I like to think people have our best interest at heart when offering unsolicited advice, but deep down, I don’t really believe that they do. I encourage each of us to take a buyer beware approach before accepting and acting upon something we didn’t ask for in the first place. You see, some offer ‘helpful hints’ merely as an excuse to intimidate us. Some do it perhaps because they feel threatened that we may, in fact, hold a bit more power than they do and are attempting to undermine that power. Some do it because they truly feel they are more intelligent and enlightened than everyone else on the planet. Some merely do it for kicks and giggles. In the end, though, they really are nothing more than an annoyance, one we must rise above and completely ignore.

Now, don’t get me wrong. I’m big on seeking advice. I’ve surrounded myself with an incredible team of ‘advisors’ whom I bother every day. These are people I trust, of whose opinion I hold in high regard. They live well, laugh often, and don’t sweat the small stuff. These are the people who truly have it together – why on earth would I ask the advice of someone who doesn’t?

There are certain instances in which we must provide much-needed help. Discreetly let your friend know she has lipstick on her teeth. Quietly make her aware that she has toilet paper stuck on the bottom of her shoe. Gently yet quickly walk her to the car if she’s had too much to drink. If someone offers you a mint, please know it’s her kind way of letting you know that your breath is less-than-minty-fresh.

So whose ‘word to the wise’ must we remain wary?

The mom who walks into the classroom and says to the teacher, “You know what you should do?”

The alleged friend who tells a woman, “That dress looks horrible on you,” knowing full well the dress isn’t bad at all. In fact, the dress is a knock-out, as is the woman wearing it.

The manager who delegates most of his work, then explains to those he’s delegated it to just where they went wrong.

The blogger who adopts the ‘I’m a little bit smarter than you, dear reader’ attitude, in spite of his deplorable grammar and stilted writing technique.

The armchair quarter-back. This is the guy who merely sits there, munching Doritos, and tells you where you’ve gone wrong while you’re trying to accomplish something more substantial in life than sitting in a chair and munching Doritos.

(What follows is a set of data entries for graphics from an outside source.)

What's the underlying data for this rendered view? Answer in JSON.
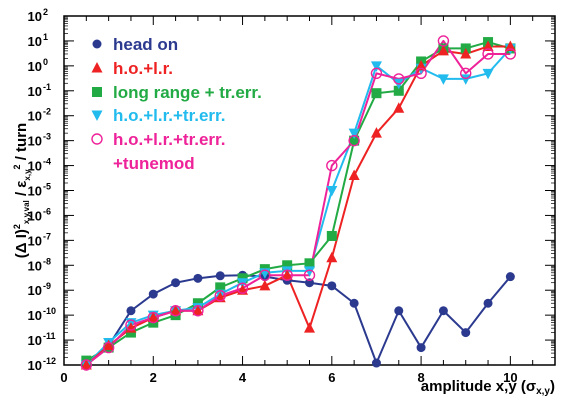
{
  "chart_data": {
    "type": "line",
    "title": "",
    "xlabel": "amplitude x,y (σx,y)",
    "ylabel": "(Δ I)²x,y,val / εx,y² / turn",
    "xlim": [
      0,
      11
    ],
    "ylim_log10": [
      -12,
      2
    ],
    "y_scale": "log",
    "grid": false,
    "legend_position": "top-left",
    "x_ticks": [
      "0",
      "2",
      "4",
      "6",
      "8",
      "10"
    ],
    "y_tick_exponents": [
      "2",
      "1",
      "0",
      "-1",
      "-2",
      "-3",
      "-4",
      "-5",
      "-6",
      "-7",
      "-8",
      "-9",
      "-10",
      "-11",
      "-12"
    ],
    "series": [
      {
        "name": "head on",
        "color": "#2b3a8f",
        "marker": "circle",
        "x": [
          0.5,
          1,
          1.5,
          2,
          2.5,
          3,
          3.5,
          4,
          4.5,
          5,
          5.5,
          6,
          6.5,
          7,
          7.5,
          8,
          8.5,
          9,
          9.5,
          10
        ],
        "y": [
          "1e-12",
          "6e-12",
          "1.5e-10",
          "7e-10",
          "2e-9",
          "3e-9",
          "3.8e-9",
          "4e-9",
          "3.5e-9",
          "2.5e-9",
          "2e-9",
          "1.5e-9",
          "3e-10",
          "1.2e-12",
          "1.5e-10",
          "5e-12",
          "1.5e-10",
          "2e-11",
          "3e-10",
          "3.5e-9"
        ]
      },
      {
        "name": "h.o.+l.r.",
        "color": "#ee2222",
        "marker": "triangle",
        "x": [
          0.5,
          1,
          1.5,
          2,
          2.5,
          3,
          3.5,
          4,
          4.5,
          5,
          5.5,
          6,
          6.5,
          7,
          7.5,
          8,
          8.5,
          9,
          9.5,
          10
        ],
        "y": [
          "1e-12",
          "6e-12",
          "3e-11",
          "8e-11",
          "1.5e-10",
          "1.5e-10",
          "5e-10",
          "1e-9",
          "1.5e-9",
          "4e-9",
          "3e-11",
          "2e-8",
          "4e-5",
          "2e-3",
          "2e-2",
          "1",
          "4",
          "3",
          "6",
          "6"
        ]
      },
      {
        "name": "long range + tr.err.",
        "color": "#22aa44",
        "marker": "square",
        "x": [
          0.5,
          1,
          1.5,
          2,
          2.5,
          3,
          3.5,
          4,
          4.5,
          5,
          5.5,
          6,
          6.5,
          7,
          7.5,
          8,
          8.5,
          9,
          9.5,
          10
        ],
        "y": [
          "1.5e-12",
          "5e-12",
          "2e-11",
          "5e-11",
          "1e-10",
          "3e-10",
          "1.3e-9",
          "3e-9",
          "7e-9",
          "1e-8",
          "1.2e-8",
          "1.5e-7",
          "1e-3",
          "8e-2",
          "1e-1",
          "1.5",
          "5",
          "5",
          "9",
          "5"
        ]
      },
      {
        "name": "h.o.+l.r.+tr.err.",
        "color": "#22bbee",
        "marker": "triangle-down",
        "x": [
          0.5,
          1,
          1.5,
          2,
          2.5,
          3,
          3.5,
          4,
          4.5,
          5,
          5.5,
          6,
          6.5,
          7,
          7.5,
          8,
          8.5,
          9,
          9.5,
          10
        ],
        "y": [
          "1e-12",
          "8e-12",
          "5e-11",
          "1e-10",
          "1.5e-10",
          "2e-10",
          "7e-10",
          "2e-9",
          "5e-9",
          "6e-9",
          "6e-9",
          "1e-5",
          "2e-3",
          "1",
          "2e-1",
          "8e-1",
          "3e-1",
          "3e-1",
          "5e-1",
          "5"
        ]
      },
      {
        "name": "h.o.+l.r.+tr.err.",
        "name_line2": "+tunemod",
        "color": "#ee2299",
        "marker": "circle-open",
        "x": [
          0.5,
          1,
          1.5,
          2,
          2.5,
          3,
          3.5,
          4,
          4.5,
          5,
          5.5,
          6,
          6.5,
          7,
          7.5,
          8,
          8.5,
          9,
          9.5,
          10
        ],
        "y": [
          "1e-12",
          "5e-12",
          "4e-11",
          "8e-11",
          "1.5e-10",
          "1.5e-10",
          "6e-10",
          "1.2e-9",
          "4e-9",
          "4e-9",
          "4e-9",
          "1e-4",
          "1e-3",
          "5e-1",
          "3e-1",
          "5e-1",
          "1e1",
          "5e-1",
          "3",
          "3"
        ]
      }
    ]
  }
}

So, how do we rise above it all? Confidence, my friends – that’s the key to it all. It’s coming to terms with who we really are and what we want out of life. It’s establishing a clear vision for ourselves and remaining true to that vision. It’s getting over our ‘people-pleasing’ mentality, and realizing that we’ll never please everyone. We don’t have to. As long as we’re happy, and as long as we’ve got support from those who really matter, we’re going to be just fine.